本発明の細胞培養担体の要件を満たす形状の例。AとBの2種類の例を示す。上図の三次元概念図において斜線部分は内壁面を示す。下図は上図の断面概念図、細胞 本発明の細胞培養担体の要件を満たす形状の例、A、B、C、D、E、Fの6種類を示す。図の三次元概念図において斜線部は内壁面を示す。 実施例1により作成した細胞培養担体の走査型電子顕微鏡写真(A)、実体顕微鏡写真(B)、スライドガラス上に整列させた細胞培養担体(C)、水溶液に分散させた細胞培養担体(D)である。 実施例2によりCaco−2細胞を接着させた細胞培養担体の走査型電子顕微鏡写真(A)、凍結切片の可視光観察像(B)である。 実施例3による本発明の細胞培養担体と、細胞単独の攪拌培養時のCaco−2細胞生存率の変化結果である。

Claims (8)

  1. 球体、楕円体、多面体、柱状体または錐体の外部形状を有する、最長径および最長径に垂直な方向の最大長が50〜2000μmの微小中空体の外部を切断した立体であって、中空部分に接着系細胞が接着可能な内壁を有し、外部形状表面に5〜40%の外空間と中空部分をつなぐ開口部を有する、細胞培養担体。

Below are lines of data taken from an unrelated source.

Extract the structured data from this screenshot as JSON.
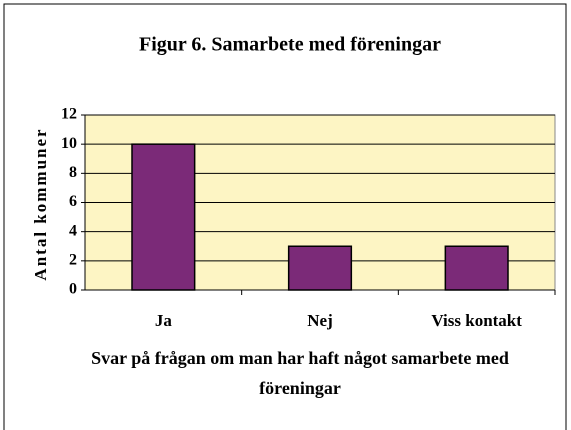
{
  "chart_data": {
    "type": "bar",
    "title": "Figur 6. Samarbete med föreningar",
    "categories": [
      "Ja",
      "Nej",
      "Viss kontakt"
    ],
    "values": [
      10,
      3,
      3
    ],
    "color": "#7b2a78",
    "ylim": [
      0,
      12
    ],
    "yticks": [
      0,
      2,
      4,
      6,
      8,
      10,
      12
    ],
    "grid": true,
    "y_label": "Antal kommuner",
    "x_label": "Svar på frågan om man har haft något samarbete med föreningar"
  }
}
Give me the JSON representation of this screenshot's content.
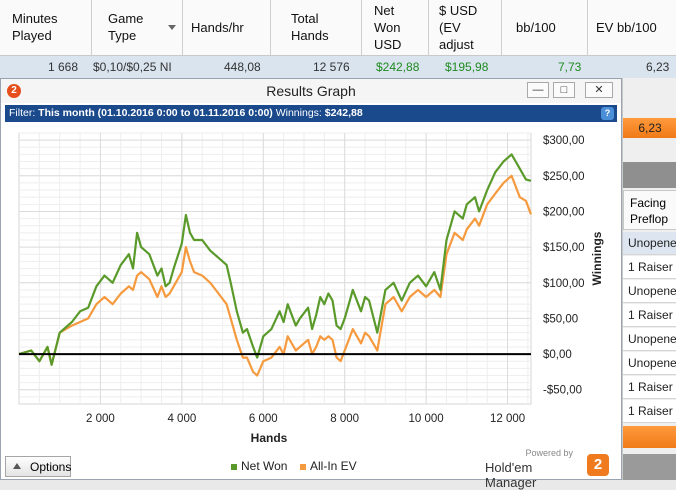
{
  "stats_table": {
    "headers": [
      {
        "label": "Minutes\nPlayed"
      },
      {
        "label": "Game\nType",
        "sortable": true
      },
      {
        "label": "Hands/hr"
      },
      {
        "label": "Total\nHands"
      },
      {
        "label": "Net\nWon\nUSD"
      },
      {
        "label": "$ USD\n(EV\nadjust"
      },
      {
        "label": "bb/100"
      },
      {
        "label": "EV bb/100"
      }
    ],
    "row": {
      "minutes": "1 668",
      "game_type": "$0,10/$0,25 NI",
      "hands_hr": "448,08",
      "total_hands": "12 576",
      "net_won": "$242,88",
      "ev_adjusted": "$195,98",
      "bb100": "7,73",
      "ev_bb100": "6,23"
    }
  },
  "right_panel": {
    "highlight_value": "6,23",
    "facing_label": "Facing\nPreflop",
    "items": [
      "Unopened",
      "1 Raiser",
      "Unopened",
      "1 Raiser",
      "Unopened",
      "Unopened",
      "1 Raiser",
      "1 Raiser"
    ]
  },
  "window": {
    "title": "Results Graph",
    "logo_text": "2",
    "buttons": {
      "minimize": "—",
      "maximize": "□",
      "close": "✕"
    },
    "filter": {
      "prefix": "Filter:",
      "value": "This month (01.10.2016 0:00 to 01.11.2016 0:00)",
      "winnings_label": "Winnings:",
      "winnings_value": "$242,88",
      "help": "?"
    },
    "options_label": "Options",
    "legend": {
      "net_won": "Net Won",
      "all_in_ev": "All-In EV"
    },
    "brand": {
      "powered_by": "Powered by",
      "name": "Hold'em Manager",
      "mark": "2"
    }
  },
  "colors": {
    "net_won": "#5a9a2a",
    "all_in_ev": "#f59a3e",
    "zero_line": "#000000",
    "filter_bar": "#1b4a8c",
    "highlight": "#f07a18"
  },
  "chart_data": {
    "type": "line",
    "xlabel": "Hands",
    "ylabel": "Winnings",
    "xlim": [
      0,
      12576
    ],
    "ylim": [
      -70,
      310
    ],
    "x_ticks": [
      2000,
      4000,
      6000,
      8000,
      10000,
      12000
    ],
    "x_tick_labels": [
      "2 000",
      "4 000",
      "6 000",
      "8 000",
      "10 000",
      "12 000"
    ],
    "y_ticks": [
      -50,
      0,
      50,
      100,
      150,
      200,
      250,
      300
    ],
    "y_tick_labels": [
      "-$50,00",
      "$0,00",
      "$50,00",
      "$100,00",
      "$150,00",
      "$200,00",
      "$250,00",
      "$300,00"
    ],
    "grid": true,
    "legend_position": "bottom-center",
    "series": [
      {
        "name": "Net Won",
        "color": "#5a9a2a",
        "points": [
          [
            0,
            0
          ],
          [
            300,
            5
          ],
          [
            500,
            -10
          ],
          [
            700,
            10
          ],
          [
            800,
            -15
          ],
          [
            1000,
            30
          ],
          [
            1300,
            45
          ],
          [
            1500,
            60
          ],
          [
            1700,
            65
          ],
          [
            1900,
            95
          ],
          [
            2100,
            110
          ],
          [
            2300,
            100
          ],
          [
            2500,
            125
          ],
          [
            2700,
            140
          ],
          [
            2800,
            120
          ],
          [
            2900,
            170
          ],
          [
            3000,
            150
          ],
          [
            3200,
            140
          ],
          [
            3400,
            110
          ],
          [
            3500,
            120
          ],
          [
            3600,
            95
          ],
          [
            3700,
            100
          ],
          [
            3800,
            120
          ],
          [
            4000,
            155
          ],
          [
            4100,
            195
          ],
          [
            4200,
            170
          ],
          [
            4300,
            160
          ],
          [
            4500,
            160
          ],
          [
            4700,
            145
          ],
          [
            4900,
            135
          ],
          [
            5100,
            125
          ],
          [
            5200,
            100
          ],
          [
            5350,
            60
          ],
          [
            5500,
            30
          ],
          [
            5600,
            35
          ],
          [
            5750,
            10
          ],
          [
            5850,
            -5
          ],
          [
            6000,
            25
          ],
          [
            6200,
            35
          ],
          [
            6400,
            60
          ],
          [
            6500,
            45
          ],
          [
            6600,
            70
          ],
          [
            6800,
            40
          ],
          [
            6900,
            50
          ],
          [
            7100,
            65
          ],
          [
            7200,
            35
          ],
          [
            7300,
            55
          ],
          [
            7400,
            80
          ],
          [
            7500,
            70
          ],
          [
            7600,
            85
          ],
          [
            7700,
            75
          ],
          [
            7800,
            40
          ],
          [
            7900,
            35
          ],
          [
            8000,
            50
          ],
          [
            8100,
            70
          ],
          [
            8200,
            90
          ],
          [
            8400,
            60
          ],
          [
            8500,
            80
          ],
          [
            8600,
            75
          ],
          [
            8800,
            30
          ],
          [
            9000,
            90
          ],
          [
            9200,
            100
          ],
          [
            9400,
            75
          ],
          [
            9600,
            100
          ],
          [
            9800,
            110
          ],
          [
            10000,
            95
          ],
          [
            10200,
            115
          ],
          [
            10350,
            90
          ],
          [
            10500,
            160
          ],
          [
            10700,
            200
          ],
          [
            10900,
            190
          ],
          [
            11000,
            210
          ],
          [
            11200,
            220
          ],
          [
            11300,
            200
          ],
          [
            11500,
            230
          ],
          [
            11700,
            255
          ],
          [
            11900,
            270
          ],
          [
            12100,
            280
          ],
          [
            12200,
            270
          ],
          [
            12300,
            260
          ],
          [
            12450,
            245
          ],
          [
            12576,
            243
          ]
        ]
      },
      {
        "name": "All-In EV",
        "color": "#f59a3e",
        "points": [
          [
            0,
            0
          ],
          [
            300,
            5
          ],
          [
            500,
            -10
          ],
          [
            700,
            10
          ],
          [
            800,
            -15
          ],
          [
            1000,
            30
          ],
          [
            1300,
            40
          ],
          [
            1500,
            45
          ],
          [
            1700,
            50
          ],
          [
            1900,
            70
          ],
          [
            2100,
            80
          ],
          [
            2300,
            70
          ],
          [
            2500,
            85
          ],
          [
            2700,
            95
          ],
          [
            2800,
            90
          ],
          [
            2900,
            110
          ],
          [
            3000,
            115
          ],
          [
            3200,
            105
          ],
          [
            3400,
            80
          ],
          [
            3500,
            95
          ],
          [
            3600,
            80
          ],
          [
            3700,
            85
          ],
          [
            3800,
            95
          ],
          [
            4000,
            115
          ],
          [
            4100,
            150
          ],
          [
            4200,
            130
          ],
          [
            4300,
            115
          ],
          [
            4500,
            110
          ],
          [
            4700,
            100
          ],
          [
            4900,
            85
          ],
          [
            5100,
            70
          ],
          [
            5200,
            50
          ],
          [
            5350,
            20
          ],
          [
            5500,
            -5
          ],
          [
            5600,
            -5
          ],
          [
            5750,
            -25
          ],
          [
            5850,
            -30
          ],
          [
            6000,
            -10
          ],
          [
            6200,
            -5
          ],
          [
            6400,
            10
          ],
          [
            6500,
            0
          ],
          [
            6600,
            25
          ],
          [
            6800,
            5
          ],
          [
            6900,
            10
          ],
          [
            7100,
            20
          ],
          [
            7200,
            0
          ],
          [
            7300,
            10
          ],
          [
            7400,
            25
          ],
          [
            7500,
            20
          ],
          [
            7600,
            25
          ],
          [
            7700,
            20
          ],
          [
            7800,
            -5
          ],
          [
            7900,
            -10
          ],
          [
            8000,
            5
          ],
          [
            8100,
            20
          ],
          [
            8200,
            35
          ],
          [
            8400,
            15
          ],
          [
            8500,
            30
          ],
          [
            8600,
            25
          ],
          [
            8800,
            5
          ],
          [
            9000,
            70
          ],
          [
            9200,
            80
          ],
          [
            9400,
            60
          ],
          [
            9600,
            80
          ],
          [
            9800,
            90
          ],
          [
            10000,
            80
          ],
          [
            10200,
            90
          ],
          [
            10350,
            80
          ],
          [
            10500,
            140
          ],
          [
            10700,
            170
          ],
          [
            10900,
            160
          ],
          [
            11000,
            175
          ],
          [
            11200,
            190
          ],
          [
            11300,
            180
          ],
          [
            11500,
            210
          ],
          [
            11700,
            225
          ],
          [
            11900,
            240
          ],
          [
            12100,
            250
          ],
          [
            12200,
            235
          ],
          [
            12300,
            220
          ],
          [
            12450,
            215
          ],
          [
            12576,
            196
          ]
        ]
      }
    ]
  }
}
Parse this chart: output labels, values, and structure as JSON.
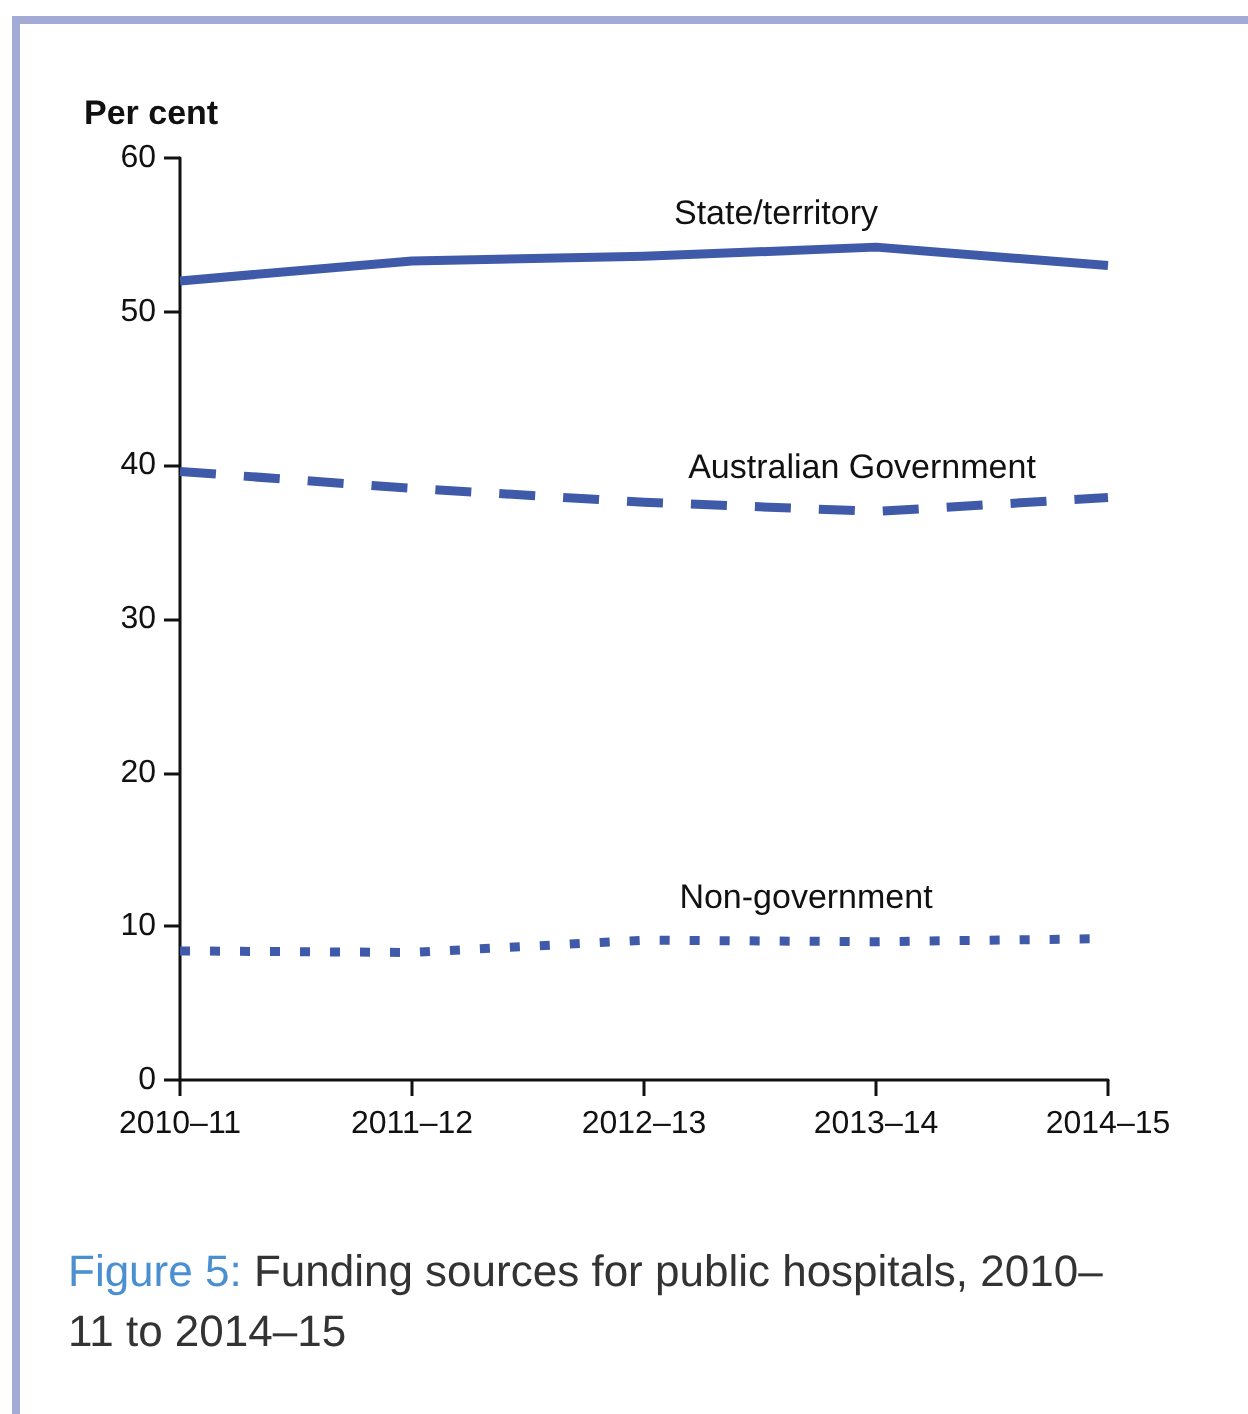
{
  "chart_data": {
    "type": "line",
    "title": "Figure 5: Funding sources for public hospitals, 2010–11 to 2014–15",
    "ylabel": "Per cent",
    "categories": [
      "2010–11",
      "2011–12",
      "2012–13",
      "2013–14",
      "2014–15"
    ],
    "series": [
      {
        "name": "State/territory",
        "color": "#3f5aa8",
        "line_style": "solid",
        "values": [
          52.0,
          53.3,
          53.6,
          54.2,
          53.0
        ]
      },
      {
        "name": "Australian Government",
        "color": "#3f5aa8",
        "line_style": "dashed",
        "values": [
          39.6,
          38.5,
          37.6,
          37.0,
          37.9
        ]
      },
      {
        "name": "Non-government",
        "color": "#3f5aa8",
        "line_style": "dotted",
        "values": [
          8.4,
          8.3,
          9.1,
          9.0,
          9.2
        ]
      }
    ],
    "ylim": [
      0,
      60
    ],
    "yticks": [
      0,
      10,
      20,
      30,
      40,
      50,
      60
    ],
    "grid": false,
    "legend": false,
    "marker": "none"
  }
}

  2. 中空部分がひと続きである請求項1に記載の細胞培養担体。
  3. 1つまたは2つの開口部を有する請求項1または2に記載の細胞培養担体。
  4. 外部形状が柱状体である請求項1〜3のいずれかに記載の細胞培養担体。
  5. 中空糸を切断することにより製造される請求項1〜4のいずれかに記載の細胞培養担体。
  6. 請求項1〜5のいずれかに記載の細胞培養担体を用いて接着系細胞を培養する細胞培養方法。
  7. 細胞培養担体を培地中に平面に並べることを特徴とする請求項6に記載の細胞培養方法。
  8. 前記中空糸を束ねて切断することで細胞培養担体を培地上に平面に並べることを特徴とする請求項7に記載の細胞培養方法。